Ø  les indications de l'Observatoire national de la sécurité des établissements scolaires sur les situations à risques et les conduites à tenir, en date du mai 1996, dont validité est rappelée dans la récente circulaire,

 

Ø  la circulaire n° 94-116 du 9 mars 1994 qui effectue un rappel du droit et situe des recommandations pédagogiques.
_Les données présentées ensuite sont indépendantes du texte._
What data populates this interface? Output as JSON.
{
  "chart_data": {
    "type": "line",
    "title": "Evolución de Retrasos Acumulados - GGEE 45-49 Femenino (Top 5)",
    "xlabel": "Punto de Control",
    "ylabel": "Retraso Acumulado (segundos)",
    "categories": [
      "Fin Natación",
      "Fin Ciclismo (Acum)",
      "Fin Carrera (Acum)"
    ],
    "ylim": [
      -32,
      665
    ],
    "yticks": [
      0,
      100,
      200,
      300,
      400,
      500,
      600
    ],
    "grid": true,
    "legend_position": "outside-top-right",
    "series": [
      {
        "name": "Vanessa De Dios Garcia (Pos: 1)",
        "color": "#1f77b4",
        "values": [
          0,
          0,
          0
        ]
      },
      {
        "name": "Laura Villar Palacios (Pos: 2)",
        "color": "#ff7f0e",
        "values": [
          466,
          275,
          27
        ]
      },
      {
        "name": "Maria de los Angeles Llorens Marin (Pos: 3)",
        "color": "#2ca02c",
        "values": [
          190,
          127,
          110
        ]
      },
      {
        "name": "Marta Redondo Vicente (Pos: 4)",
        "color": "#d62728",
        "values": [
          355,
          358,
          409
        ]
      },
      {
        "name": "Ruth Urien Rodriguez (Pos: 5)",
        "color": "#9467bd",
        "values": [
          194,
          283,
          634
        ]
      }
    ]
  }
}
L'analyse de ce dernier paragraphe permettra de préciser quelles dispositions sont à prendre pour atténuer la prégnance du risque juridique.

 

Ø  la circulaire la plus récente n° 2004-138 du 13 juillet 2004 qui rappelle plusieurs points de la précédente et explore quelques champs abordés dans d'autres textes et notamment à la lumière d'affaires récentes.

 

S'avançant plus loin encore dans les particularités de l'EPS, nous nous attarderons ensuite sur le nouveau texte qui régit les conditions de pratique d'une activité sportive dans le cadre de l'EPS : la natation en milieu scolaire, seule en effet à faire l'objet de prescriptions particulières.

 

Nous verrons que ce nouveau texte :

 

- prend en compte la définition du savoir nager telle que publiée dans le programme d'EPS au collège,

- confirme l'obligation des conditions de surveillance des bassins,

- précise l'importance du "savoir nager" comme un élément essentiel de la sécurité des personnes eu égard à la diversité des pratiques culturelles en milieu aquatique,

-  postule, comme les programmes, le développement des activités nautiques et à cet égard implique la référence aux prescriptions du ministère de la jeunesse et des sports, qui peuvent devenir de ce fait une autre source de points d'appuis pour le juge.

 

Nous aborderons enfin la vision transversale, l'approche éducative et citoyenne, à travers l'étude synthétique de deux thèmes qui, parmi d'autres, peuvent être facteurs du risque juridique :

 

Ø  la circulaire n° 96-248 du 25/10/96 qui situe les responsabilités en matière de surveillance des élèves,

 

Ø  la circulaire n° 97-175 du 26/08/97 qui traite des instructions concernant les violences sexuelles, définissant ce qu'elles sont ou recouvrent.

 

Il sera temps alors de conclure avec quelques réflexions sur l'intérêt pédagogique de la notion de risque, comment celui-ci est un élément constitutif de la discipline et à partir de quels principes diverses précautions peuvent être prises, s'inscrivant dans une professionnalité à préparer et acquérir lors de la formation, initiale ou continue.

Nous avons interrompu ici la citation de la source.